Spicy Chicken, Sausage And Shrimp Soup - cooking recipe

Ingredients
    1 lb Italian sausage, links sliced
    1 lb boneless skinless chicken breast, cut into cubes
    3 tablespoons vegetable oil
    1 medium red bell pepper, chopped
    1 medium onion, chopped
    3 celery ribs, chopped
    1 teaspoon dried marjoram
    1 teaspoon dried thyme
    1/2 teaspoon garlic powder
    1/2 teaspoon cayenne pepper
    3 (14 1/2 ounce) cans chicken broth
    2/3 cup brown rice, uncooked
    1 - 14 1/2 ounce tomatoes, canned, undrained and diced
    1 lb medium shrimp, uncooked, peeled and deveined
    2 cups frozen okra, sliced
Preparation
    In a Dutch oven, brown sausage and chicken in oil.

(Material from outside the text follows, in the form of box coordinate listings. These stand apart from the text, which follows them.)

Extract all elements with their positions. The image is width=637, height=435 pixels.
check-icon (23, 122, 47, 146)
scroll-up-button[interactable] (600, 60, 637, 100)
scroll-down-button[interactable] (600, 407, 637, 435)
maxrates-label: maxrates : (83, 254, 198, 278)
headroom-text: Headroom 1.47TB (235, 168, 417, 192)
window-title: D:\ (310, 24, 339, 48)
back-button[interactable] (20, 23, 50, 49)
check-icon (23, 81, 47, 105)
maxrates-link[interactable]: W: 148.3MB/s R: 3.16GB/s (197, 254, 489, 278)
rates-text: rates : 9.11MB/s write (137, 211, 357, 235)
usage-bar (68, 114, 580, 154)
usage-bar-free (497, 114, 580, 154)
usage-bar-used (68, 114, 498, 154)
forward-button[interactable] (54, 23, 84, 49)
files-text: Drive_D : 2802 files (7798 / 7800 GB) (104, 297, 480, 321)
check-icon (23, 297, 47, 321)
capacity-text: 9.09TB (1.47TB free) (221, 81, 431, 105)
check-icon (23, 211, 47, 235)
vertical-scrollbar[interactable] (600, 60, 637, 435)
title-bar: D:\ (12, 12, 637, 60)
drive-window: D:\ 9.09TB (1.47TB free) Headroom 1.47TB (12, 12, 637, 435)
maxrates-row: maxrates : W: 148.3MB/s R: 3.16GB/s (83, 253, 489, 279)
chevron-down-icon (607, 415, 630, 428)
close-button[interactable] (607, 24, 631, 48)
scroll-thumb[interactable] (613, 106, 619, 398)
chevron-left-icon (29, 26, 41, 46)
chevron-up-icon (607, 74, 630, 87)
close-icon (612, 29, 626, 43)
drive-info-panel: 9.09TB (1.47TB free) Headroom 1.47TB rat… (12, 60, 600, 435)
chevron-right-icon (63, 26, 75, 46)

    Remove with a slotted spoon and keep warm.
    In the drippings saute red pepper, onion and celery until tender.
    Stir in all seasonings, cook for 5 minutes.
    Stir in the broth, rice and sausage mixture, bring to boil.
    Reduce heat, cover and simmer for 20-25 minutes or until rice is done.
    Stir in tomatoes, shrimp and okra, cook for 10 minutes or until shrimp turn pink, stirring occasionally.